Interpretable neural network models of visual cortex - A scattering transform approach
Donald Shi Pui Li, Michael F. Bonner, Johns Hopkins University, United States
Posters 2 Poster
Pacific Ballroom H-O
Fri, 26 Aug, 19:30 - 21:30 Pacific Time (UTC -7)
Deep neural networks excel at predicting image-evoked cortical responses in the human brain. However, their performance relies on deep learning with large datasets, resulting in black-box models whose internal representations are challenging to interpret.

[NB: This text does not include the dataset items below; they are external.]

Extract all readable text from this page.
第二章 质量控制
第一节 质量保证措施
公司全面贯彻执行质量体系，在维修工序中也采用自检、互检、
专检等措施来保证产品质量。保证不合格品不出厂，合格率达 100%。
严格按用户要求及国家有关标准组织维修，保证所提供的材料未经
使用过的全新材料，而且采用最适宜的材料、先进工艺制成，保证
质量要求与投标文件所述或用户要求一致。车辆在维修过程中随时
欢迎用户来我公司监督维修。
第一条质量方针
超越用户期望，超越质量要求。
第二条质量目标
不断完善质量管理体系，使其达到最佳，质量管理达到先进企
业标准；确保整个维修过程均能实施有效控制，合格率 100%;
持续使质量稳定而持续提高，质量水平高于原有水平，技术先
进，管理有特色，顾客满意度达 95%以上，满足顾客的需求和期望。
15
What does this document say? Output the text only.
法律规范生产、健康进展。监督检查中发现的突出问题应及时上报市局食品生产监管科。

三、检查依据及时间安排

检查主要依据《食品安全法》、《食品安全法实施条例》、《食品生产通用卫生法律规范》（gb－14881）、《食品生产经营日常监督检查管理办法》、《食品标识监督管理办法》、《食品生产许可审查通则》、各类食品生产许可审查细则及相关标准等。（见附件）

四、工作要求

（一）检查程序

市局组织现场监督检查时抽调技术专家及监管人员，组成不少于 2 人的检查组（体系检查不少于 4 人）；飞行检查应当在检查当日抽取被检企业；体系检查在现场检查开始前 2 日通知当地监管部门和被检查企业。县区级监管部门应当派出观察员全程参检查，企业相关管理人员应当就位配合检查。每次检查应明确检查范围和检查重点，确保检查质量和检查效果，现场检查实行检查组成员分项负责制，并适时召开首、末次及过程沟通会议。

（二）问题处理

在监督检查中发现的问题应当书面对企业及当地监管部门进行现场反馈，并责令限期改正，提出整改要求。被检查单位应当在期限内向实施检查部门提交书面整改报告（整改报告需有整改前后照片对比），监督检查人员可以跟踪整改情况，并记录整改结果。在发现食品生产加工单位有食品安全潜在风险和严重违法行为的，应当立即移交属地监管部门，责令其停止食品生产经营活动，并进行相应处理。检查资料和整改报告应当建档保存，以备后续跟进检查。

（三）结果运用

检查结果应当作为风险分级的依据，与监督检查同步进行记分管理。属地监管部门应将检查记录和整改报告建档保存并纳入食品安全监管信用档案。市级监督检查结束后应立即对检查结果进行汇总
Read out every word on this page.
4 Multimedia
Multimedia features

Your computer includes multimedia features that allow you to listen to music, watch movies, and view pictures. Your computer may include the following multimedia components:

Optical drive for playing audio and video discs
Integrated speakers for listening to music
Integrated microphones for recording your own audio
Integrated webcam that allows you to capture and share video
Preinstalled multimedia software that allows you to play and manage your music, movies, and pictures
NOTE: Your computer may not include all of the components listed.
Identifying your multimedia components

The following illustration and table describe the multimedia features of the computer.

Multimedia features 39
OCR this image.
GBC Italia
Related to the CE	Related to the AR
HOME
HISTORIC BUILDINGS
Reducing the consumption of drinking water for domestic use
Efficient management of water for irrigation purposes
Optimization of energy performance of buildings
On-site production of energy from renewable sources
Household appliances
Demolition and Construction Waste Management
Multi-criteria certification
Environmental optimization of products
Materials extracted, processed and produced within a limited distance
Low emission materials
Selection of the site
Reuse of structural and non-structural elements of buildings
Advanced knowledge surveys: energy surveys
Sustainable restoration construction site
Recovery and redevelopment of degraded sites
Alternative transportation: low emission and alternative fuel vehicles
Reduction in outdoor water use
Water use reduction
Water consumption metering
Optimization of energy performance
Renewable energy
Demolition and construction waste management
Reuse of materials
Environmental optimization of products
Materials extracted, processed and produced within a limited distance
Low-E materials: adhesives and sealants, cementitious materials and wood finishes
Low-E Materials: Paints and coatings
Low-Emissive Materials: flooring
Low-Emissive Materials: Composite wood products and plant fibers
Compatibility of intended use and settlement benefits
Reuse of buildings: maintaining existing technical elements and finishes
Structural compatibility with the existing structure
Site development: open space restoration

Here we consider an alternative to standard deep neural networks known as the scattering transform. Like a convolutional neural network, the scattering transform has a hierarchical structure with multiple convolutional and non-linear activation layers. However, instead of having learnable convolutions, these models have pre-defined Gabor-like wavelets in every convolutional layer, which means that no learning is required. The higher-order representations of this model can be interpreted as contour co-occurrence statistics. We examined fMRI datasets of human object and scene perception and found that a relatively simple and compact scattering transform model can provide surprisingly good predictions of image-evoked responses in high-level visual cortex. Our findings show that the scattering transform approaches the performance of Places365-pretrained AlexNet and may provide a more interpretable and parsimonious modeling framework for the computational neuroscience of vision.